The asset concealment hypothesis asks whether the Butterfly Trust structure and post-death entity activity represent deliberate asset concealment rather than routine estate administration.

The evidence includes the Butterfly Trust's $2.65 million in disbursements to beneficiaries including named co-conspirators, the $14.66 million Interest on Lawyer Account (IOLA) flow on the day the last will was signed, the $2 million wire to the previously unknown "Representation Trust" for "legal fees" on August 8, 2019, the $200,000 criminal defense retainer replenishment, and Kahn's $62,400 in pre-arrest cash withdrawals. The null hypothesis — that these were routine legal and financial activities of a wealthy estate — must account for the timing (concentrated in the 35 days between arrest and death), the recipients (entities created specifically for post-death asset management), and the structure (IOLA processing multi-million-dollar flows typically reserved for client escrow) (PAPER TRAIL Project, 2026).

The score of +4.70 favors concealment over routine administration, though with less certainty than the willful blindness table, reflecting the inherent difficulty of distinguishing aggressive estate planning from deliberate asset hiding without access to privileged attorney-client communications.

Stability Across Data Improvements

The most telling feature of these scores is what did not change them. Over the course of the project, VLM processing (using an AI system that reads text from images of documents) recovered 47 wire dates, 44 originator names, and 2 beneficiaries from degraded bank documents. Flight log extraction produced 4,286 flights with 392 unique passenger names. Beneficiary mapping resolved 90 of 104 null beneficiary fields (PAPER TRAIL Project, 2026).

After each improvement, the cross-domain synthesis script was re-run. The ACH scores did not move. Spoliation remained at +5.20. Willful blindness remained at +6.40. Asset concealment remained at +4.70.
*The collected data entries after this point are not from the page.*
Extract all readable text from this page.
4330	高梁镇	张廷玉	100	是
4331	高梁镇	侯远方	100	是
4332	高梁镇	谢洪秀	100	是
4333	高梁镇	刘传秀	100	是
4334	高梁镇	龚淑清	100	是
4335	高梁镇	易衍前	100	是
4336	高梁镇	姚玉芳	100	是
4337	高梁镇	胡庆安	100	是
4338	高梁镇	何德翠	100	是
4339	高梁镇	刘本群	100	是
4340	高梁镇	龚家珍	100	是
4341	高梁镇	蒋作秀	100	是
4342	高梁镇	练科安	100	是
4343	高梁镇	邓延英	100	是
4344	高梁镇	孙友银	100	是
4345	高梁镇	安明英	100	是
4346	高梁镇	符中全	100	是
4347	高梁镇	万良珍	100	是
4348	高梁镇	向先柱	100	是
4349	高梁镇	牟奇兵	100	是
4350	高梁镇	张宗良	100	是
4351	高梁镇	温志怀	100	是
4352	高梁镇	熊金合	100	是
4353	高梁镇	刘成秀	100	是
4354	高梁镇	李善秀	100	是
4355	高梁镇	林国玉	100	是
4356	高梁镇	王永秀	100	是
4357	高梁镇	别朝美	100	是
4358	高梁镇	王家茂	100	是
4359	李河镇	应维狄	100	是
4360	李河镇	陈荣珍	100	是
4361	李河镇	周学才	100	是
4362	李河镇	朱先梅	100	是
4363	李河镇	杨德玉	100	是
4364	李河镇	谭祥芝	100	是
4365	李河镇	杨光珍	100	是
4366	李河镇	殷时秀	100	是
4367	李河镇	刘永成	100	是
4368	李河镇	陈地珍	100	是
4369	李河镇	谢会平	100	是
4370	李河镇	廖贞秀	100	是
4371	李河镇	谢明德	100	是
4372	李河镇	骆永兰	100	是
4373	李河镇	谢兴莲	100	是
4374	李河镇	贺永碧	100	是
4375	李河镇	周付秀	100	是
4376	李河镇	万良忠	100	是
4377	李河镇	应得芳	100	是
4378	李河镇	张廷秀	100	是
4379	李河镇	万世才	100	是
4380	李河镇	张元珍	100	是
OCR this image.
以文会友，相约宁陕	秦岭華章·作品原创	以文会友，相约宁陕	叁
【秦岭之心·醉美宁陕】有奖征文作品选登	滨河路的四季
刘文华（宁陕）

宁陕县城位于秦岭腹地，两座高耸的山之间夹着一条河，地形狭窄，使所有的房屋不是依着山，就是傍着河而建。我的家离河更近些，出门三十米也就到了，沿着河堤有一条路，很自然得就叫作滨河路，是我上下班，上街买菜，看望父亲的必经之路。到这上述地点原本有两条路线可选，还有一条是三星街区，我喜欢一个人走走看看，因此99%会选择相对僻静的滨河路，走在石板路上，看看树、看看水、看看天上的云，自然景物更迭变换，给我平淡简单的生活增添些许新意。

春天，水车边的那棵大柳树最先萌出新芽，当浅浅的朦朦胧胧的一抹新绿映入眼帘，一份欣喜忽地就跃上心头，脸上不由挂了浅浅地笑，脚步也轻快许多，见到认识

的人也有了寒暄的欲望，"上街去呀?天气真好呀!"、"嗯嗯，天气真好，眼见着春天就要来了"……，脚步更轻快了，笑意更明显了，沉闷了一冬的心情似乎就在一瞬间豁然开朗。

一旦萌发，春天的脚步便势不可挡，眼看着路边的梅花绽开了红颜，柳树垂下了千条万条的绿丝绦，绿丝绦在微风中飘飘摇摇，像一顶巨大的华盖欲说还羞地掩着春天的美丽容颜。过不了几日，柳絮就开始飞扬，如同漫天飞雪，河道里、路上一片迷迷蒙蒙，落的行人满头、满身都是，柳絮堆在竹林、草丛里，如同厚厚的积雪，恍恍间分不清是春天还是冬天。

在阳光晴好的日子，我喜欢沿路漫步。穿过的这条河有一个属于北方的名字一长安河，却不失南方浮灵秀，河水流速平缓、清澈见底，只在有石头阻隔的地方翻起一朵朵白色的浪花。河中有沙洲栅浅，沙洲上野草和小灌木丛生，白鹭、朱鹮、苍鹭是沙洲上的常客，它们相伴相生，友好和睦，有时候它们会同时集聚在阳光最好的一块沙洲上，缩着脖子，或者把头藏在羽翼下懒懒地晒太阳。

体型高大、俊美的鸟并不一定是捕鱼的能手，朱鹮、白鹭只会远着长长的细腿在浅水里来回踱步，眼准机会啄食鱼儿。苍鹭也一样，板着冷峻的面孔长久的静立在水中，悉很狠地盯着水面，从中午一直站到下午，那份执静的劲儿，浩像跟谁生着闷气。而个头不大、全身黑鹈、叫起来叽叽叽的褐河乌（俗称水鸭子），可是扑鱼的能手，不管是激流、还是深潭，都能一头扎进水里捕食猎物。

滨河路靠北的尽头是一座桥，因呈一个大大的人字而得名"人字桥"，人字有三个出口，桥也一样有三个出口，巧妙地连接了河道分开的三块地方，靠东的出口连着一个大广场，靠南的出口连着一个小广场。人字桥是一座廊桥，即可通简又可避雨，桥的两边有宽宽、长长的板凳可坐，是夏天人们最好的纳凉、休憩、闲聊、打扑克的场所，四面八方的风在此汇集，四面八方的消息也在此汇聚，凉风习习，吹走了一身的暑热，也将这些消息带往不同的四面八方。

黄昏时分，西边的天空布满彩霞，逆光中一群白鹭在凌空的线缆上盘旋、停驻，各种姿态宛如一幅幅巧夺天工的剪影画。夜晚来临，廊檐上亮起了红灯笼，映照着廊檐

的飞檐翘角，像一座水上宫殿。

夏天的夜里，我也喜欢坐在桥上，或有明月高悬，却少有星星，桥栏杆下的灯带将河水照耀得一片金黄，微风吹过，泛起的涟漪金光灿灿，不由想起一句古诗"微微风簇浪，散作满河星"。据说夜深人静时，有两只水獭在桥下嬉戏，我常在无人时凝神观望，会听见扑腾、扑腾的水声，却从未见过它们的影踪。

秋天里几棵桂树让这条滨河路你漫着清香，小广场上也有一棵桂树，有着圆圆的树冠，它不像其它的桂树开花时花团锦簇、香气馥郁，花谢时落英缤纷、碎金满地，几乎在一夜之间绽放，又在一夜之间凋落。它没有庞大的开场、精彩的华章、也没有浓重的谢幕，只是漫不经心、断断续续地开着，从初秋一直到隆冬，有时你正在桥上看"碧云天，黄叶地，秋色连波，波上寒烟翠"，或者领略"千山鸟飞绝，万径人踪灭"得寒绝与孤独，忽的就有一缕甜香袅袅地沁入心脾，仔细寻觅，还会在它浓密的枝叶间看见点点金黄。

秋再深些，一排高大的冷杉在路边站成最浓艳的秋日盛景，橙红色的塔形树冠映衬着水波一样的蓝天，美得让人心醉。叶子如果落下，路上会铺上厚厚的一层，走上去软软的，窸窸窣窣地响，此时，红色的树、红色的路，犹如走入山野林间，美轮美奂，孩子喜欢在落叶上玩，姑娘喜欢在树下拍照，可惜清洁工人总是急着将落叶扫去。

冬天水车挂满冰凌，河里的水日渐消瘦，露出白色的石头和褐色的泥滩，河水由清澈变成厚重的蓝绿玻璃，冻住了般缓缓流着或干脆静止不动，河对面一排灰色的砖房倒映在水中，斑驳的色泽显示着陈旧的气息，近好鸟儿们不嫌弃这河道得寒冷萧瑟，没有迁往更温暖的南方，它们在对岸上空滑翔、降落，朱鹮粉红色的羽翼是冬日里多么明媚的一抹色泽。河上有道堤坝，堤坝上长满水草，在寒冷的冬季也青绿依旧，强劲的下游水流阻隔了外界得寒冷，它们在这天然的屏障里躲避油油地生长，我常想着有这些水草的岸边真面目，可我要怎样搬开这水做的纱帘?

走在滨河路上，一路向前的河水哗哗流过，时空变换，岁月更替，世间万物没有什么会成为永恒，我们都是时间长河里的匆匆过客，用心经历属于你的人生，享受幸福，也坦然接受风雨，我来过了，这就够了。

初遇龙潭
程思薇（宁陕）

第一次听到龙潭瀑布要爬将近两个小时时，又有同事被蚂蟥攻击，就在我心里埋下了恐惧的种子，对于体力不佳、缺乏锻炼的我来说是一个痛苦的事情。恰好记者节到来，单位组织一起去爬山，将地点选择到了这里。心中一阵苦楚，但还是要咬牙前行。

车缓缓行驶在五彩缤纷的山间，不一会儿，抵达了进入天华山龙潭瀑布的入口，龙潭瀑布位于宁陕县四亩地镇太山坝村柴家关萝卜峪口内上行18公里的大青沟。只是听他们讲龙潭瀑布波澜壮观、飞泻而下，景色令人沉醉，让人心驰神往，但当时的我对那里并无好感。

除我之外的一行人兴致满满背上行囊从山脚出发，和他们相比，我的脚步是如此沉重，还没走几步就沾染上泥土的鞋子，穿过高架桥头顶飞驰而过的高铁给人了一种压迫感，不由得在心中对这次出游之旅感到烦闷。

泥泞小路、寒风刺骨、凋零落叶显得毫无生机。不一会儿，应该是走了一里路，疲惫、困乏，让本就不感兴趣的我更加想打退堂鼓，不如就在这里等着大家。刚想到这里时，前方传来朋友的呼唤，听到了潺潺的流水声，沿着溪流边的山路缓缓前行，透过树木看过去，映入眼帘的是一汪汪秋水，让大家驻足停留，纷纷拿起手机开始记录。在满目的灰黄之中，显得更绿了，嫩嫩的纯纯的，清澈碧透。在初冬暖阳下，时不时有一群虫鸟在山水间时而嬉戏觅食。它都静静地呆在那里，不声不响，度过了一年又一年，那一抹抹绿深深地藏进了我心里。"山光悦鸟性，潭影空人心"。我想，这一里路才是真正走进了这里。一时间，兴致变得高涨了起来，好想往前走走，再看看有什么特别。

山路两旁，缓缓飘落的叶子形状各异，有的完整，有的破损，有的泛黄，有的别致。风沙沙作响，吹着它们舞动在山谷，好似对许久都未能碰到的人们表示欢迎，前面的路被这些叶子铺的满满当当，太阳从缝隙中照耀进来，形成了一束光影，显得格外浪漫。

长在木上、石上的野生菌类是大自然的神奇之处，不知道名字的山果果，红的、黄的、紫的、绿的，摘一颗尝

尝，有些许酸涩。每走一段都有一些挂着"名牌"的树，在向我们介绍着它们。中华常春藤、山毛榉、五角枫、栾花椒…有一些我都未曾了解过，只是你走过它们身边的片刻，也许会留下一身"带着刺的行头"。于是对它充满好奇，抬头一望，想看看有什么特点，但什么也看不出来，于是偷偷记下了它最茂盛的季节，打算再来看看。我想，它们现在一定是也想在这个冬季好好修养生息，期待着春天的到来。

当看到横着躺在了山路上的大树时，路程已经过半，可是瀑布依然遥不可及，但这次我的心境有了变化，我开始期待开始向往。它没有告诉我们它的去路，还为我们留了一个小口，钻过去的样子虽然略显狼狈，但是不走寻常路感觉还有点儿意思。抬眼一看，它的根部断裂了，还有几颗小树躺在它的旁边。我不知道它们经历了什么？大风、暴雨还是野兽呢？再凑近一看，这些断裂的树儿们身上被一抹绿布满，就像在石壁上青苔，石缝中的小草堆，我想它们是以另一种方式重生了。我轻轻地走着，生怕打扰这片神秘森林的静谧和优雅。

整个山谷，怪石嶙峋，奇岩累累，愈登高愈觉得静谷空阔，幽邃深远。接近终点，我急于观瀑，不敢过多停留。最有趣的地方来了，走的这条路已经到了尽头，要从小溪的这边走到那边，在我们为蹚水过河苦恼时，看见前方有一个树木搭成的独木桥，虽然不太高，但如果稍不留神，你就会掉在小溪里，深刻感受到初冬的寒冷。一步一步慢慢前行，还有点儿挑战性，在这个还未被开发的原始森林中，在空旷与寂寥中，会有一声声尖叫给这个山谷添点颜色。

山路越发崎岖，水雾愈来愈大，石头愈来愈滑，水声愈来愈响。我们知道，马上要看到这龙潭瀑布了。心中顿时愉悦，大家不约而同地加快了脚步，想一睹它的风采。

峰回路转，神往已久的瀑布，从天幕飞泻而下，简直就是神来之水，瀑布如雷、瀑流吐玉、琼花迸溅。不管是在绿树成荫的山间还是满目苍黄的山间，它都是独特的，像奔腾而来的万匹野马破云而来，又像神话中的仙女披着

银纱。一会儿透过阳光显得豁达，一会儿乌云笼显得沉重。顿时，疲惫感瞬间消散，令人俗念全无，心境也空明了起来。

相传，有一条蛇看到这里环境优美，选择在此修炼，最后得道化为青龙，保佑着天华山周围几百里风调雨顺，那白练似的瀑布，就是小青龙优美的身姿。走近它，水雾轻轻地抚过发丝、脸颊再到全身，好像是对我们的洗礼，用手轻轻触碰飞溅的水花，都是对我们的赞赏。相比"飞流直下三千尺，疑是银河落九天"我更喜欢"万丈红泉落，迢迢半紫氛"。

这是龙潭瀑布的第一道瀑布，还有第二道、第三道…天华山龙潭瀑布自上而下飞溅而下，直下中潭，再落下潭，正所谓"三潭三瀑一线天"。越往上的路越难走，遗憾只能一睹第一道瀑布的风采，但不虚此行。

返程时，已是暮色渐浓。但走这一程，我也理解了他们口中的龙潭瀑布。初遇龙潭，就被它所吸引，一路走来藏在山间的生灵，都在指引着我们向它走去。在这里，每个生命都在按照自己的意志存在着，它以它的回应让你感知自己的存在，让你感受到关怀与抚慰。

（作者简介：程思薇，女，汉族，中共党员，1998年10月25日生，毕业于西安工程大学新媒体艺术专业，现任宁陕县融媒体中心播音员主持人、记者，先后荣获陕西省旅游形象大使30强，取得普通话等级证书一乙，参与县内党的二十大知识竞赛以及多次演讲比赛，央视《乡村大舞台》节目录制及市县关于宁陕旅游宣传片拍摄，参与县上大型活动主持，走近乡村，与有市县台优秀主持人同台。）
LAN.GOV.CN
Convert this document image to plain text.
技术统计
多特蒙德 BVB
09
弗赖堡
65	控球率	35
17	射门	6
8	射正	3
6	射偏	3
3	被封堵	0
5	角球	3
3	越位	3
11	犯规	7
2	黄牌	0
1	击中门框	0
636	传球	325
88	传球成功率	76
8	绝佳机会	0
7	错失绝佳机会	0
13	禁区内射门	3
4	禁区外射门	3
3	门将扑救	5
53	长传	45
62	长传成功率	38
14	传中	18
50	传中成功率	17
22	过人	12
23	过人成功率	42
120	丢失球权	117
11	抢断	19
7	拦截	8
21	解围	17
This stability matters. It means the hypotheses are not resting on marginal data points that could be overturned by the next batch of recovered fields. They rest on structural evidence — the architecture of entities, the pattern of compliance failures, the timing of financial flows — that does not change when individual data quality improves.

Ten Contradictions, Zero True

The synthesis engine identified 10 contradictions across the evidence base: 7 temporal misalignment and 3 coverage gap. All 10 are explained by the FedEx October 2005 cutoff — the seizure boundary that marks where shipping records end. Zero true contradictions exist: no evidence in the corpus directly conflicts with any other evidence (PAPER TRAIL Project, 2026).

This does not mean the hypotheses are proven. It means the evidence is internally consistent. The 42% of unreleased documents could contain contradictory evidence. But within what has been released, the three hypotheses face no evidentiary opposition.

References

Heuer, R. J., Jr. (1999). Psychology of intelligence analysis. Center for the Study of Intelligence, Central Intelligence Agency.

New York Department of Financial Services. (2020). Consent order under New York Banking Law: Deutsche Bank AG [Regulatory order]. https://www.dfs.ny.gov/reports_and_publications/press_releases/pr202007061

PAPER TRAIL Project. (2026). Cross-domain synthesis ACH module [Script]. app/scripts/25_cross_domain_synthesis.py.

PAPER TRAIL Project. (2026). ACH spoliation table [Data]. _exports/synthesis/ach_matrix_spoliation.csv.

PAPER TRAIL Project. (2026). ACH willful blindness table [Data]. _exports/synthesis/ach_matrix_willful_blindness.csv.

PAPER TRAIL Project. (2026). ACH asset concealment table [Data]. _exports/synthesis/ach_matrix_asset_concealment.csv.

PAPER TRAIL Project. (2026). ACH summary [Data]. _exports/synthesis/ach_summary.csv.

PAPER TRAIL Project. (2026). Contradictions export [Data]. _exports/synthesis/contradictions_all.csv.

PAPER TRAIL Project. (2026). Cross-domain synthesis methodology [Data]. research/CROSS_DOMAIN_SYNTHESIS.md.

PAPER TRAIL Project. (2026). TD Bank SAR extraction [Data]. research/td_bank_sar_extraction.md.